Due to improvements in the Go memory model as of version 1.19, this project was finally updated to utilize sync/atomic operations with happens-before guarantees, making the Disruptor possible in Go.
To keep caches hot, each producer (where possible) and each consumer should have its goroutine pinned to a particular core via runtime.LockOSThread() and the underlying OS thread pinned to a particular CPU core using a CGo call to sched_setaffinity.
In the Java-based Disruptor implementation, a ring buffer is created, pre-allocated, and prepopulated with instances of the class which serve as the message type to be transferred between threads. For simplicity, this implementation does not manage the actual ring buffer but defers that management to the caller, as seen in the example. Pre-populating the ring buffer at startup should ensure contiguous memory allocation for all items in the various ring buffer slots, whereas on-the-fly creation may introduce gaps in the memory allocation and subsequent CPU cache misses which introduce undesirable latency spikes.
As in this example, the reference to the ring buffer data structure can (but need not) be scoped as a package-level variable. Generally speaking package-level state is considered an anti-pattern or poor practice. Despite this, any given application should have very few Disruptor instances. The instances are designed to be created at startup, run for the duration of the application lifetime, and stopped during shutdown. Unlike channels, they are not typically meant to be created ad-hoc and passed around. It is the responsibility of the application developer to manage references to the ring buffer instances such that the producer can push messages to the buffer and consumers can receive messages from the buffer.

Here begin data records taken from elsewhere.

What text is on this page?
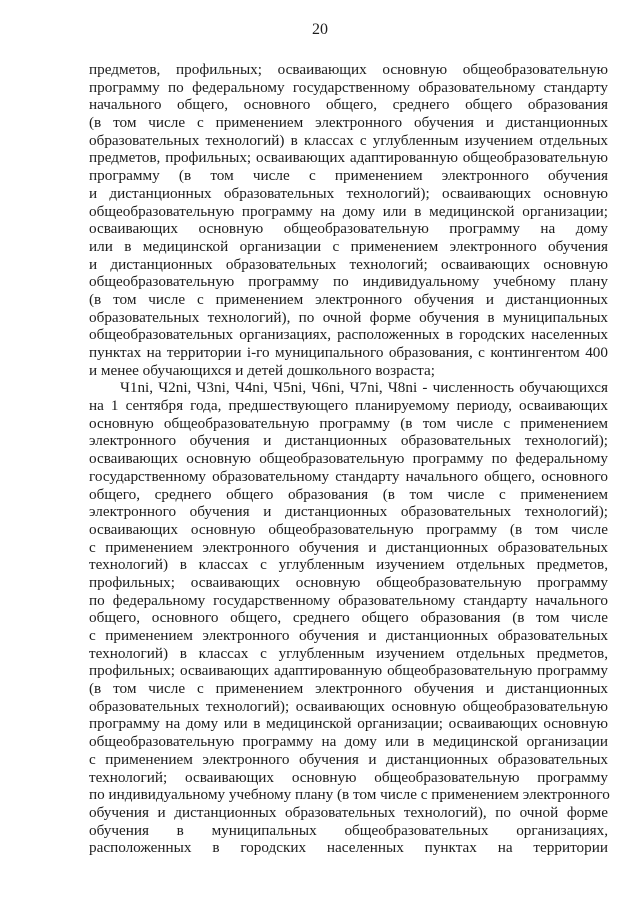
20
предметов, профильных; осваивающих основную общеобразовательную
программу по федеральному государственному образовательному стандарту
начального общего, основного общего, среднего общего образования
(в том числе с применением электронного обучения и дистанционных
образовательных технологий) в классах с углубленным изучением отдельных
предметов, профильных; осваивающих адаптированную общеобразовательную
программу (в том числе с применением электронного обучения
и дистанционных образовательных технологий); осваивающих основную
общеобразовательную программу на дому или в медицинской организации;
осваивающих основную общеобразовательную программу на дому
или в медицинской организации с применением электронного обучения
и дистанционных образовательных технологий; осваивающих основную
общеобразовательную программу по индивидуальному учебному плану
(в том числе с применением электронного обучения и дистанционных
образовательных технологий), по очной форме обучения в муниципальных
общеобразовательных организациях, расположенных в городских населенных
пунктах на территории i-го муниципального образования, с контингентом 400
и менее обучающихся и детей дошкольного возраста;
Ч1ni, Ч2ni, Ч3ni, Ч4ni, Ч5ni, Ч6ni, Ч7ni, Ч8ni - численность обучающихся
на 1 сентября года, предшествующего планируемому периоду, осваивающих
основную общеобразовательную программу (в том числе с применением
электронного обучения и дистанционных образовательных технологий);
осваивающих основную общеобразовательную программу по федеральному
государственному образовательному стандарту начального общего, основного
общего, среднего общего образования (в том числе с применением
электронного обучения и дистанционных образовательных технологий);
осваивающих основную общеобразовательную программу (в том числе
с применением электронного обучения и дистанционных образовательных
технологий) в классах с углубленным изучением отдельных предметов,
профильных; осваивающих основную общеобразовательную программу
по федеральному государственному образовательному стандарту начального
общего, основного общего, среднего общего образования (в том числе
с применением электронного обучения и дистанционных образовательных
технологий) в классах с углубленным изучением отдельных предметов,
профильных; осваивающих адаптированную общеобразовательную программу
(в том числе с применением электронного обучения и дистанционных
образовательных технологий); осваивающих основную общеобразовательную
программу на дому или в медицинской организации; осваивающих основную
общеобразовательную программу на дому или в медицинской организации
с применением электронного обучения и дистанционных образовательных
технологий; осваивающих основную общеобразовательную программу
по индивидуальному учебному плану (в том числе с применением электронного
обучения и дистанционных образовательных технологий), по очной форме
обучения в муниципальных общеобразовательных организациях,
расположенных в городских населенных пунктах на территории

The Disruptor is a high-performance inter-thread messaging pattern originally developed by LMAX Exchange for their financial exchange platform. It replaces traditional queues with a pre-allocated ring buffer and a system of sequence counters, eliminating the primary sources of latency in concurrent systems.
The core data structure is a fixed-size ring buffer—a contiguous array whose length is always a power of 2. This power-of-2 constraint allows the use of a fast bitwise AND operation (sequence & mask) instead of an expensive modulo operation to map a sequence number to a slot index. Because the buffer is pre-allocated at startup, there are no allocations during operation and no garbage collection pressure.
Coordination between producers and consumers happens through atomic sequence counters rather than locks. A producer claims one or more slots by atomically advancing a shared sequence counter (via Reserve), writes data into those slots, and then signals completion (via Commit). Consumers independently track their own position in the ring buffer and advance as new committed data becomes available.
This design means producers never block on consumers and consumers never block on each other (within the same handler group). The only contention point is the atomic increment during Reserve, which on x86 compiles to a single LOCK XADD instruction.
Traditional concurrent queues (including Go channels) suffer from several performance bottlenecks that the Disruptor avoids:
-
No locks. Go channels use a mutex on every send and receive. The Disruptor uses lock-free atomic operations, which scale across CPU cores without contention-induced serialization.
-
No allocation. Channels copy values into and out of an internal buffer, and the runtime must manage this memory. The Disruptor's ring buffer is pre-allocated once; producers write directly into it and consumers read directly from it.
-
Mechanical sympathy. The Disruptor is designed around how modern CPUs actually work. The ring buffer is contiguous in memory, so sequential access follows the CPU's prefetch pattern. Sequence counters are padded to occupy their own cache lines, preventing false sharing—a phenomenon where two independent variables on the same cache line (typically 64 bytes, though processor-dependent) cause the CPU cores to constantly invalidate each other's caches.
-
Batching. When a consumer falls behind, it can process multiple entries in a single call (
Handle(lower, upper)), amortizing the overhead of synchronization across many items. This is why the "Reserve 16" benchmarks are dramatically faster per operation than "Reserve 1."
Consumers are organized into handler groups that form a processing pipeline. Within a group, each handler runs on its own goroutine and processes every message independently—useful for fan-out patterns where multiple consumers need to see the same data. Between groups, a dependency is enforced: all handlers in group N must finish processing a sequence before any handler in group N+1 can see it. This enables multi-stage processing pipelines without explicit coordination between stages.
With a single producer (WriterCount(1)), the sequencer avoids atomic operations entirely on the commit path—a plain store is sufficient because there is no contention. With multiple producers (WriterCount(2+)), the sequencer uses atomic add to claim slots and a per-slot commit tracking mechanism to handle out-of-order commits from concurrent writers. The single-writer path is significantly faster, so prefer it when your architecture allows a single producer goroutine.